Les poissons nettoyeurs avaient un petit appétit, si bien qu'ils finirent de manger leur content au bout de dix minutes et nagèrent loin en groupe.
Bluepool souffla une grosse bulle et les y enferma.
En passant la langue sur ses dents, Bai Qingqing sentit qu'elles avaient une propreté inédite et étaient très lisses. Elle ne put s'empêcher de les exhiber devant Curtis.
« Regarde, mes dents ne sont-elles pas blanches ? »
« Ssss — » Curtis se propulsa de la queue et se glissa vers elle, l'embrassant de ses lèvres glacées.
Comme il y avait des étrangers autour, Bai Qingqing le repoussa par réflexe.
Sous sa forme de serpent, Curtis ne pouvait pas retenir Bai Qingqing, elle parvint donc à le repousser. Cependant, leurs langues étaient trop étroitement enlacées, ce qui l'obligea à sortir la langue en se séparant.
Curtis retira sa langue à contrecœur. Un fil de salive transparente s'en étira, scintillant sous le soleil.
Bai Qingqing l'agita vivement pour le chasser et le fusilla du regard, mêlant gêne et colère. N'osant plus regarder Bluepool, elle ramp jusqu'au rivage.
Curtis se retourna et regarda Bai Qingqing s'éloigner, un sourire dans les yeux.
« Bande de dépravés ! » Marchant le visage rouge, Bai Qingqing ne faisait pas attention où elle allait et se cogna contre un torse solide.
« Aaah ! »
Le contre-coup faillit la faire tomber, mais un bras puissant la saisit à la taille et l'en empêcha.

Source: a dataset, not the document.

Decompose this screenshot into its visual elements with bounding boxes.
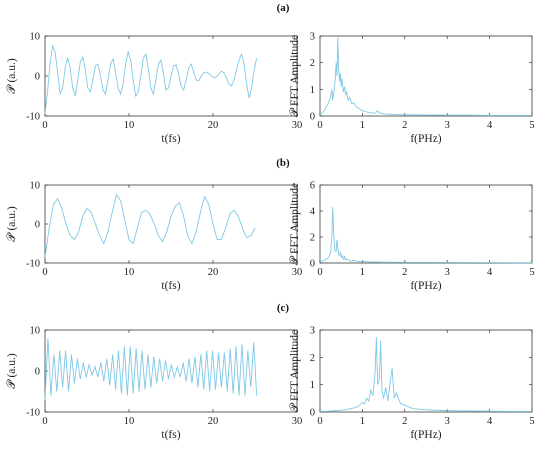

« Je pensais que tu m'avais vu », dit Winston sur un ton contrit.
Bai Qingqing se frotta la tête douloureuse. « Winston ? Tu n'avais pas dit que tu allais arpenter le terrain et que tu ne rentrerais que ce soir ? »
Winston lui montra les légumes verts qu'il tenait. « J'ai vu de l'herbe comestible en chemin, alors je te l'ai rapportée. »
« Il y a aussi des épinards ici ! » s'exclama Bai Qingqing sur un ton ravi. « Merci, je les mangerai à midi. »
Homme-bête de peu de mots, Winston se contenta de la regarder en silence quand il n'avait rien à dire.
Bai Qingqing chercha un sujet de conversation. « Ça se passe bien ? »
« Mm. Le plan de la cité est presque finalisé. » Winston dit : « Quand les mâles auront du temps libre, on commencera la construction. Tu veux aller voir ? »
Bai Qingqing n'accepta pas tout de suite, car elle avait pris l'habitude de ne plus sortir ces derniers temps. Son ancienne ruse pour attirer la tribu des scorpions lui laissait encore des frayeurs persistantes.
La lueur dans les yeux de Winston s'atténua un peu. Cette cité était construite pour elle, un cadeau préparé pour elle, et il voulait la lui montrer.
« D'accord ! » Bai Qingqing finit par céder à l'ennui et se dit que si elle restait tranquille, elle n'attirerait pas facilement l'attention.
Les yeux de Winston s'allumèrent sur-le-champ alors qu'il la soulevait d'un bras.
Elle enroula vivement les bras autour de son cou pour garder l'équilibre.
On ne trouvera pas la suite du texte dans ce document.